Jokowi Dinilai Bijak Minta DPR Tunda Pengesahan RKUHP
Ada yang menuntut agar segera diselesaikan, tetapi ada juga yang menolak. Perbedaan sikap dan pandangan demikian sudah lama terjadi.
Penulis: Srihandriatmo Malau
Editor: Johnson Simanjuntak
TRIBUNNEWS.COM, JAKARTA -- Pengamat politik Sebastian Salang menilai sangat bijak sikap Presiden Joko Widodo (Jokowi) meminta DPR RI menunda pengesahan revisi Kitab Undang-undang Hukum Pidana (KUHP).
"Sikap presiden untuk menunda pembahasan akhir RUU KUHP sangat tepat dan bijak. Keputusan presiden Jokowi dibuat dan dikeluarkan pada saat yang tepat. Dan keputusan ini sangat dinantikan publik," ujar Sebastian Salang kepada Tribunnews.com, Senin (23/9/2019).
Pembahasan RUU KUHP ini memang sudah bertahun-tahun dan tak kunjung seleaai.
Ada yang menuntut agar segera diselesaikan, tetapi ada juga yang menolak. Perbedaan sikap dan pandangan demikian sudah lama terjadi.
Di penghujung periode, kata dia, perdebatan tentang RUU KUHP semakin kencang, lantaran DPR ingin segera mengesahkannya.
Sementara sejumlah pasal krusial dianggap publik riskan, jika RUU itu segera disahkan.
Selain itu, jika pembahasaan RUU yang sangat penting ini dilakukan secara tergesa-gesa karena waktu yang tinggal sedikit, itu akan berdampak fatal kedepannya.
Memang revisi UU KUHP sangat penting karena sejumlah pasalnya dinilai kurang relevan lagi dengan perkembangan.
Tetapi tidak baik kalau pembahasan dan pengesahannya dilakukan secara terburu-terburu. Apalagi kalau dilakukan untuk mengejar waktu akhir periode ini.
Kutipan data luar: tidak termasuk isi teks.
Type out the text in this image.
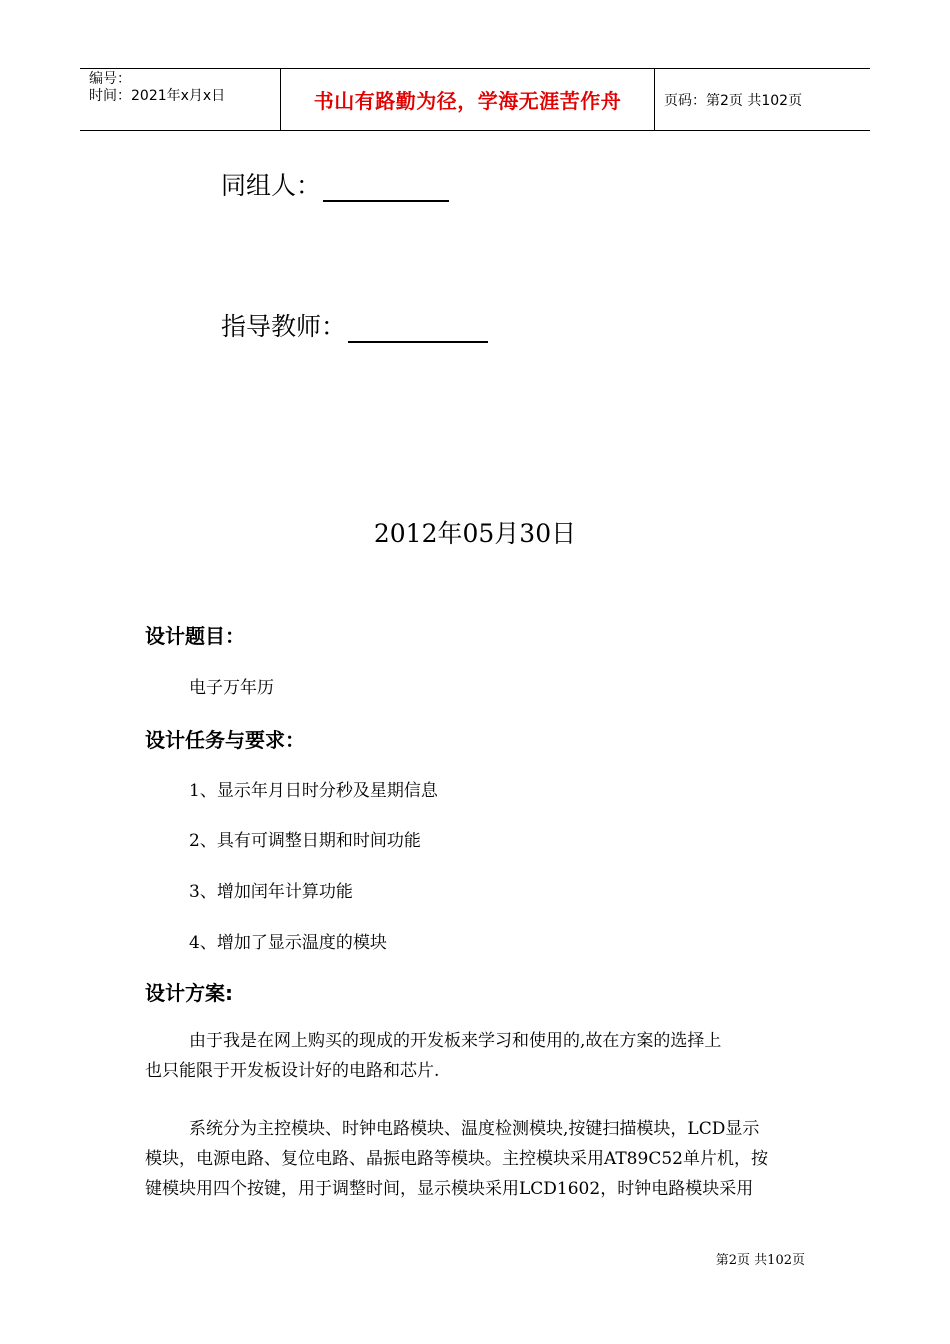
编号：
时间：2021年x月x日	书山有路勤为径，学海无涯苦作舟	页码：第2页 共102页
同组人：
指导教师：
2012年05月30日
设计题目：
电子万年历
设计任务与要求：
1、显示年月日时分秒及星期信息
2、具有可调整日期和时间功能
3、增加闰年计算功能
4、增加了显示温度的模块
设计方案:
由于我是在网上购买的现成的开发板来学习和使用的,故在方案的选择上
也只能限于开发板设计好的电路和芯片.
系统分为主控模块、时钟电路模块、温度检测模块,按键扫描模块，LCD显示
模块，电源电路、复位电路、晶振电路等模块。主控模块采用AT89C52单片机，按
键模块用四个按键，用于调整时间，显示模块采用LCD1602，时钟电路模块采用
第2页 共102页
Baca: Pengesahan RKUHP Menunggu Hasil Audiensi DPR dengan Jokowi
Karena itu, di tengah kegelisahan dan kecemasan publik tersebut, Jokowi keluar dengan keputusan yang tepat.
Jokowi Minta DPR Tunda Revisi KUHP
Presiden Jokowi telah meminta Menteri Hukum dan HAM Yasonna Laoly untuk menyampaikan ke DPR, agar tidak mengesahkan revisi Kitab Undang-undang Hukum Pidana (KUHP).
"Sudah saya perintahkan Menkumham untuk menyampaikan sikap ini kepada DPR dan pengesahannya tidak dilakukan oleh DPR periode ini, yaitu agar pengesahan RUU KUHP ditunda," ujar Jokowi di Istana Bogor, Jumat (20/9/2019).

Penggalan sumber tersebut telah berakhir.